Hoje na História

28 de julho de 1950 - Bicentenário de morte de Johann Sebastian Bach
Bicentenário de Johann Sebastian Bach. Jornal do Brasil: Domingo, 23 de julho de 1950.

"Iniciando-se a semana em que se comemora o bi-cenentário da morte de Johann Sebastian Bach, é dever de todos que se interessam pela música, evocar o nome daquele que a elevou às esferas supremas, oferecendo à humanidade as harmonias mais perfeitas e mais puras que já foram concebidas por cérebros humanos. Passaram-se dois séculos de sua morte e sua sublime inspiração ecoa em nossos ouvidos através de sua portentosa obra, e assim, continuará permanente na devoção artística dos pósteros, desafiando os séculos". Jornal do Brasil

Johann Sebastian Bach, descendente de família de músicos por seis gerações, nasceu em 21 de março de 1685 em Eisenack, na Alemanha. Embora tenha aprendido com seu pai as primeiras noções musicais, sua criação, motivada pela orfandade precoce, ficou sob responsabilidade de seu irmão mais velho, Johann Christoph, exímio organista que lhe incentivou nos estudos musicais. Em poucos anos, dominaria com segurança diversos instrumentos, adquirindo a celebridade ao órgão e ao cravo.

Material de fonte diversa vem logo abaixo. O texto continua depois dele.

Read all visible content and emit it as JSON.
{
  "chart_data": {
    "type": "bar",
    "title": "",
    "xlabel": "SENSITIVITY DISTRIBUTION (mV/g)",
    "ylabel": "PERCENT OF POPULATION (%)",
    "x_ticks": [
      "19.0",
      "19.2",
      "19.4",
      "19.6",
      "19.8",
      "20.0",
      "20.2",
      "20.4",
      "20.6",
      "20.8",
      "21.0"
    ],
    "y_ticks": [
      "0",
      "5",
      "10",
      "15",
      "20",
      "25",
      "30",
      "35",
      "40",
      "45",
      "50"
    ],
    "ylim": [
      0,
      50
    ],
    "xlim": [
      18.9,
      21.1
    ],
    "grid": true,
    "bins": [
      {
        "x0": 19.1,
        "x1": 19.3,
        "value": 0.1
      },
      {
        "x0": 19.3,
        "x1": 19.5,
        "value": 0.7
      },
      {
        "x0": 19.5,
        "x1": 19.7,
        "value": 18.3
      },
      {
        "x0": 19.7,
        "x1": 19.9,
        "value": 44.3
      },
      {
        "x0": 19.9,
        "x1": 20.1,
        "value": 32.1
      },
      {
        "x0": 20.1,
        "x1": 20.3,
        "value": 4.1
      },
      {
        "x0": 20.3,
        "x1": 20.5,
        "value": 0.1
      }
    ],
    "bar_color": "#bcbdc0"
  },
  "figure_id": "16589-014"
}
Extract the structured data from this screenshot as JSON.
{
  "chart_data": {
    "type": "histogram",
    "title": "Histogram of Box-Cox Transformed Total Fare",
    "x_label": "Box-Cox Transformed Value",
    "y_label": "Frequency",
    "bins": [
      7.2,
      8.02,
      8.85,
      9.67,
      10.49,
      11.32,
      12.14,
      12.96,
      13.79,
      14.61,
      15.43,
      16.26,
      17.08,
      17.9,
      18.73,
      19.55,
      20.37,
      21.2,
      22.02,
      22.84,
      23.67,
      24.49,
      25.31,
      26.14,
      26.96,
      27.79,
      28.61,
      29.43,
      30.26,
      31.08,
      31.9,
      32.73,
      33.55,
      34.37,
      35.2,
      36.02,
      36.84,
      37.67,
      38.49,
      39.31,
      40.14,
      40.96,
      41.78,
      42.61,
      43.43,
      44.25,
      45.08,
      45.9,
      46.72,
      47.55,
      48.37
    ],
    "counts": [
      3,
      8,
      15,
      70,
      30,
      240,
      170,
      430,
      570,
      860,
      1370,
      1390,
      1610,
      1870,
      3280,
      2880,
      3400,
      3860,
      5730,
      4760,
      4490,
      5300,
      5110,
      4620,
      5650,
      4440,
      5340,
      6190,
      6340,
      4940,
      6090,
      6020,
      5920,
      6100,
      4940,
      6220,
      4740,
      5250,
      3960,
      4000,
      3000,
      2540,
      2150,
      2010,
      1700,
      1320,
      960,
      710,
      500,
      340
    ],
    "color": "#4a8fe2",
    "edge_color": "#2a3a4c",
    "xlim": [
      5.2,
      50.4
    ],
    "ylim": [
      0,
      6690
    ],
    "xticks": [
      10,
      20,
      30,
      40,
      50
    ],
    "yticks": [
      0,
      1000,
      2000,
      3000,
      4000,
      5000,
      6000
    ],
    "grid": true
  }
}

Em lugar das distrações próprias de sua idade, adorava ouvir os grandes mestres de sua época - Johann Adam Reinken, Dietrich Buxtehude, Johann Pachelbel. foi observando-os e estudando sua performance em suas obras que conseguiu o mais completo desenvolvimento de sua técnica. A arte dos grandes concertos que assistia inspiravam-no na busca de criações grandiosas e punha-se a improvisar no cravo e no órgão, revelando uma tal exuberância de imaginação e um estilo tão pessoal que seus exercícios se transformavam em obras-primas.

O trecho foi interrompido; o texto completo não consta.